Le mani spezzate di Helmuth Duckadam: l'eroe maledetto

La storia del momento più alto della carriera di un grande portiere interrotta per un capriccio dittatoriale
 di Andrea Lizzano   Vedi letture

"La gioia di vedere Yuri Gagarin nello spazio è superata solo dall'ebbrezza di un rigore parato!".

Questa famosa citazione del portiere sovietico Lev Yashin, per molti il migliore esponente di questo ruolo della storia del calcio, fa capire quanto sia elettrizzante l'emozione di parare un rigore durante una partita.
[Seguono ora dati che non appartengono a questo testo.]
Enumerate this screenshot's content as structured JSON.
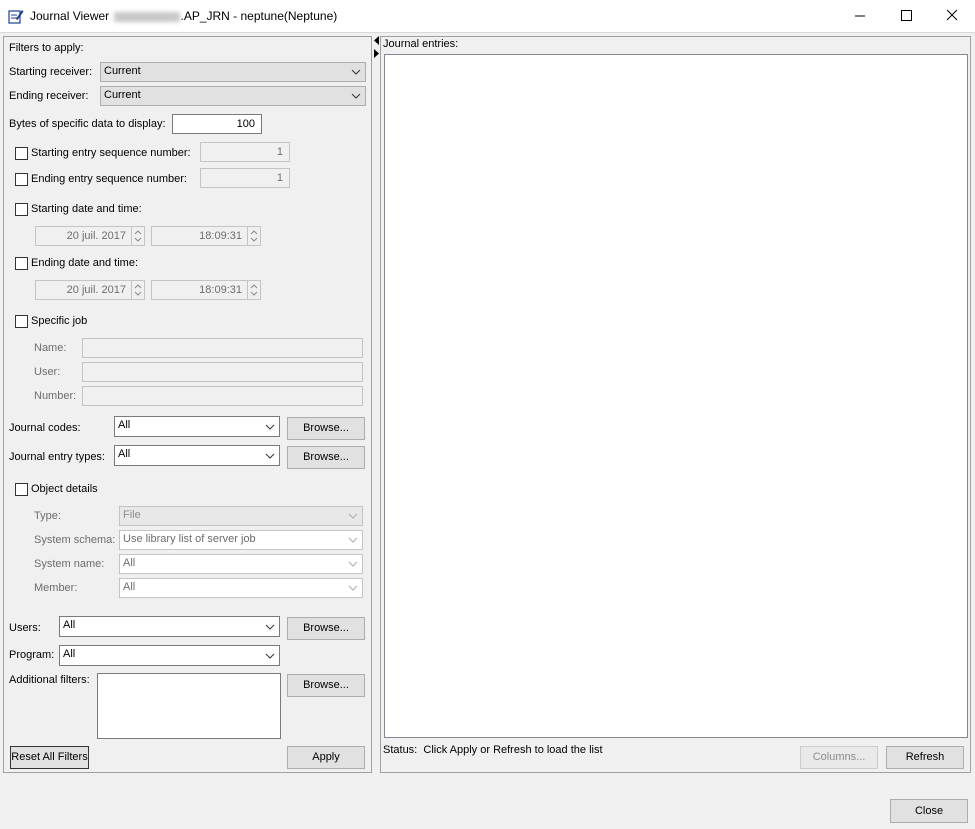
{
  "window": {
    "title_prefix": "Journal Viewer",
    "title_suffix": ".AP_JRN - neptune(Neptune)"
  },
  "filters": {
    "heading": "Filters to apply:",
    "starting_receiver": {
      "label": "Starting receiver:",
      "value": "Current"
    },
    "ending_receiver": {
      "label": "Ending receiver:",
      "value": "Current"
    },
    "bytes_label": "Bytes of specific data to display:",
    "bytes_value": "100",
    "start_seq": {
      "label": "Starting entry sequence number:",
      "value": "1"
    },
    "end_seq": {
      "label": "Ending entry sequence number:",
      "value": "1"
    },
    "start_date": {
      "label": "Starting date and time:",
      "date": "20 juil. 2017",
      "time": "18:09:31"
    },
    "end_date": {
      "label": "Ending date and time:",
      "date": "20 juil. 2017",
      "time": "18:09:31"
    },
    "specific_job": {
      "label": "Specific job",
      "name_label": "Name:",
      "user_label": "User:",
      "number_label": "Number:"
    },
    "journal_codes": {
      "label": "Journal codes:",
      "value": "All",
      "browse": "Browse..."
    },
    "entry_types": {
      "label": "Journal entry types:",
      "value": "All",
      "browse": "Browse..."
    },
    "object_details": {
      "label": "Object details",
      "type_label": "Type:",
      "type_value": "File",
      "schema_label": "System schema:",
      "schema_value": "Use library list of server job",
      "sysname_label": "System name:",
      "sysname_value": "All",
      "member_label": "Member:",
      "member_value": "All"
    },
    "users": {
      "label": "Users:",
      "value": "All",
      "browse": "Browse..."
    },
    "program": {
      "label": "Program:",
      "value": "All"
    },
    "additional": {
      "label": "Additional filters:",
      "browse": "Browse..."
    },
    "reset_button": "Reset All Filters",
    "apply_button": "Apply"
  },
  "entries": {
    "label": "Journal entries:",
    "status_label": "Status:",
    "status_text": "Click Apply or Refresh to load the list",
    "columns_button": "Columns...",
    "refresh_button": "Refresh"
  },
  "footer": {
    "close_button": "Close"
  },
  "colors": {
    "accent": "#0078d7"
  }
}
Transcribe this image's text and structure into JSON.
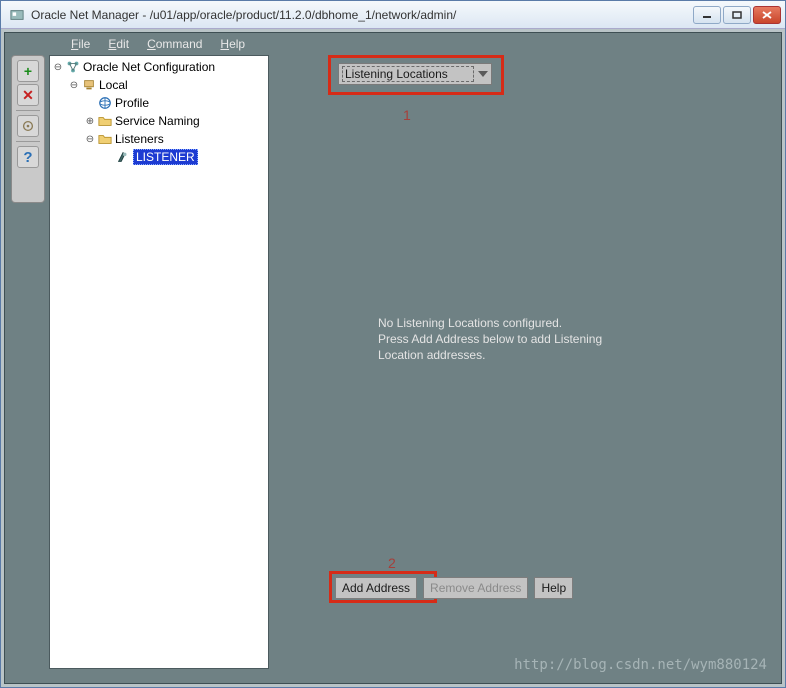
{
  "window": {
    "title": "Oracle Net Manager - /u01/app/oracle/product/11.2.0/dbhome_1/network/admin/"
  },
  "menu": {
    "file": "File",
    "edit": "Edit",
    "command": "Command",
    "help": "Help"
  },
  "tree": {
    "root": "Oracle Net Configuration",
    "local": "Local",
    "profile": "Profile",
    "service_naming": "Service Naming",
    "listeners": "Listeners",
    "listener_item": "LISTENER"
  },
  "dropdown": {
    "selected": "Listening Locations"
  },
  "status": {
    "line1": "No Listening Locations configured.",
    "line2": "Press Add Address below to add Listening",
    "line3": "Location addresses."
  },
  "buttons": {
    "add_address": "Add Address",
    "remove_address": "Remove Address",
    "help": "Help"
  },
  "annotations": {
    "one": "1",
    "two": "2"
  },
  "watermark": "http://blog.csdn.net/wym880124"
}
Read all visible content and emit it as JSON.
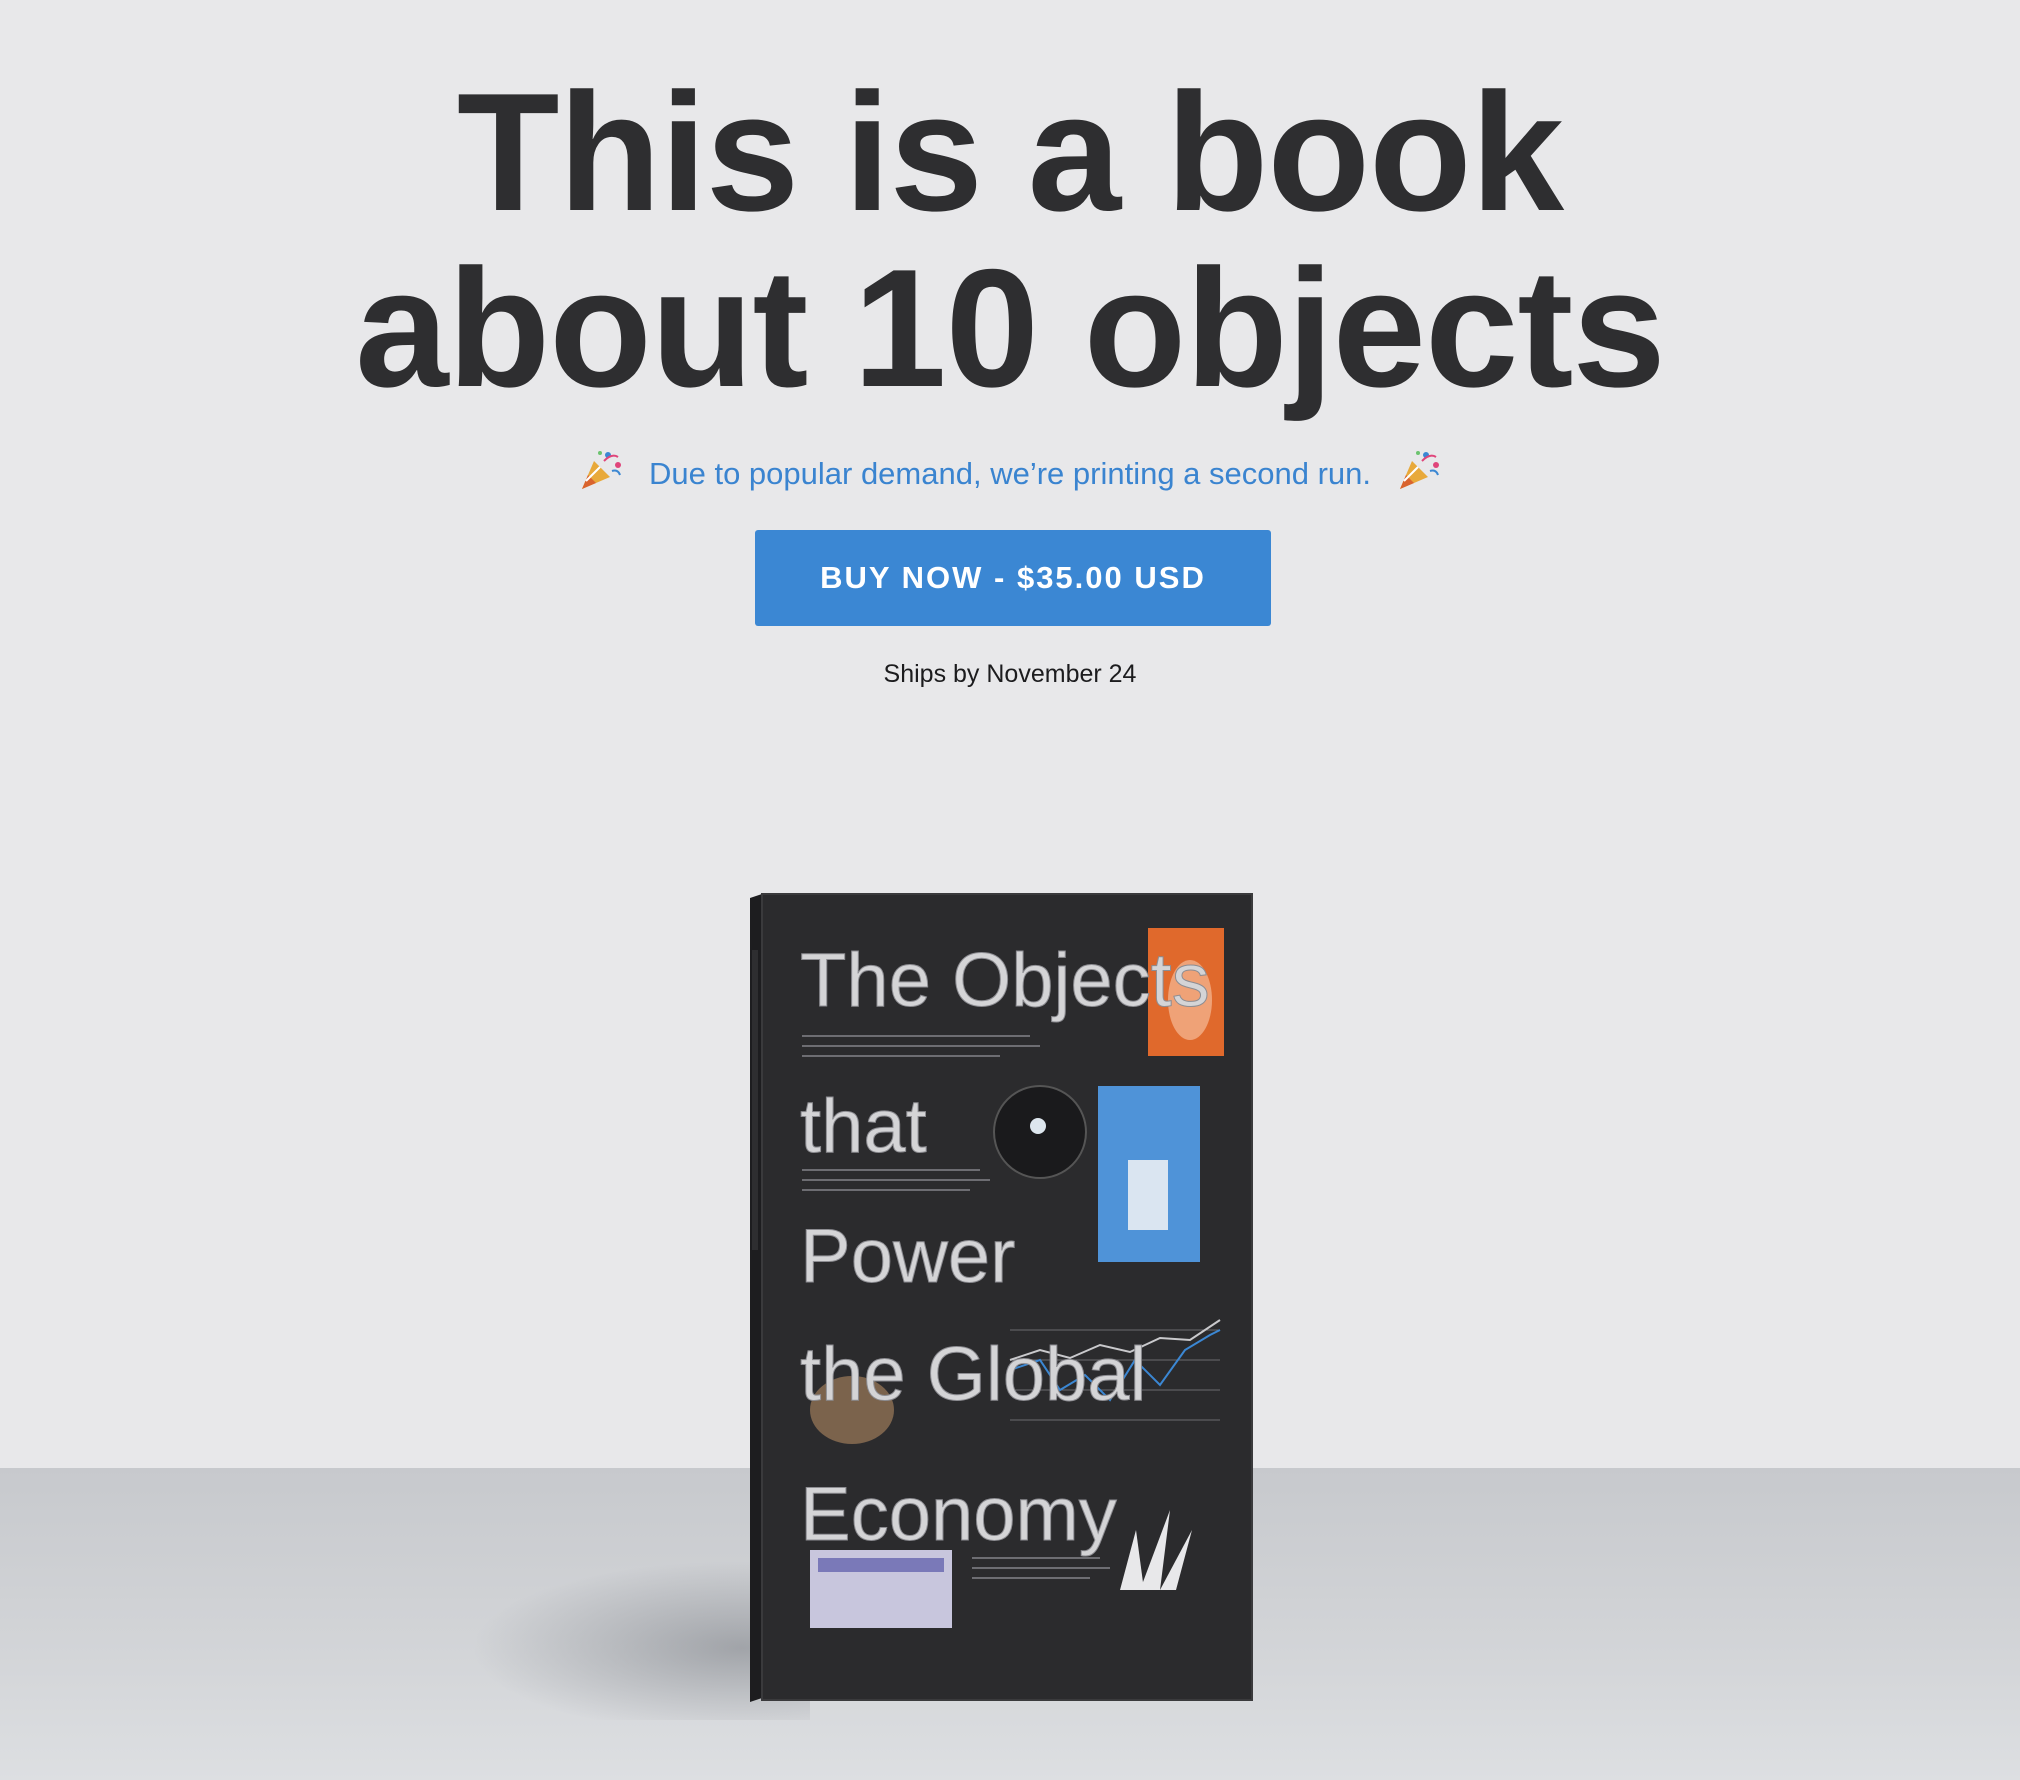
{
  "hero": {
    "title_line1": "This is a book",
    "title_line2": "about 10 objects",
    "announcement": "Due to popular demand, we’re printing a second run.",
    "left_icon": "party-popper-icon",
    "right_icon": "party-popper-icon",
    "buy_button_label": "BUY NOW - $35.00 USD",
    "ships_text": "Ships by November 24"
  },
  "book": {
    "title_lines": [
      "The Objects",
      "that",
      "Power",
      "the Global",
      "Economy"
    ]
  },
  "colors": {
    "background": "#e8e8ea",
    "title": "#2e2e30",
    "accent": "#3b87d3",
    "announcement": "#3a84d0",
    "book_cover": "#2b2b2d"
  }
}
Molto probabilmente le stesse sensazioni le provò l'ex portiere della Steaua Bucarest Helmuth Robert Duckadam. Era il 7 maggio del 1986 e allo stadio Ramón Sánchez-Pizjuán si disputava la finale di Coppa dei Campioni tra la Steaua e il Barcellona. Dopo 120 minuti le porte rimasero inviolate e si dovette andare alla spietata lotteria dei rigori. Proprio in questo momento il protagonista di questa fantastica vicenda calcistica prese in mano la situazione. L'atmosfera era ostile per i giocatori rumeni poichè lo stadio era completamente blaugrana,ma Duckadam non badò al pubblico spagnolo che alle sue spalle lo insultava e si mise sulla linea di porta con una calma "olimpica" pronto a sfidare i rigoristi del Barcellona. Sul dischetto si presentarono Alexandro, Pedraza, Pichi Alonso e Marcos Alonso Pena, ma nessuno di questi quattro trafisse Duckadam che neutralizzò tutti i penalty. La Steaua si laureò campione d'Europa contro ogni pronostico della vigilia e l'eccezionale performance del portiere rumeno impressionò i giornalisti di tutto il mondo,tanto che il quotidiano italiano “Corriere dello Sport” scrisse in prima pagina "Superman è rumeno". Rientrato in patria venne soprannominato "Eroul de la Sevilla", cioè l'eroe di Siviglia e molti tra i più forti club d'Europa si fecero avanti per ingaggiarlo. Purtroppo la sua carriera raggiunse l'apice proprio in quella magica serata spagnola. Infatti il Real Madrid regalò a Duckadam una Mercedes per aver sconfitto gli arcirivali catalani, ma la vettura per sua sfortuna diventò un pretesto per un'aspra disputa con il figlio del dittatore Nicolae Ceaușescu, Valentin. Il portiere si rifiutò di donare la macchina a Valentin,che per vendetta avrebbe ordinato ad alcuni agenti della Securitate (la polizia segreta del regime) di spezzare le mani di Duckadam.Secondo la versione ufficiale Duckadam sarebbe stato colto da trombosi alle mani, rendendogli precario il prosieguo dell'attività calcistica. Infatti nel 2007 egli smentì la storia della spedizione punitiva, ma rimangono ancora alcuni dubbi.

Fino a poco tempo fa Helmuth è stato presidente del club a cui ha donato la migliore parte della sua carriera regalandogli una Coppa dei Campioni e può vantare il fatto di essere un vero eroe della patria(e sempre lo sarà) agli occhi dei suoi tifosi.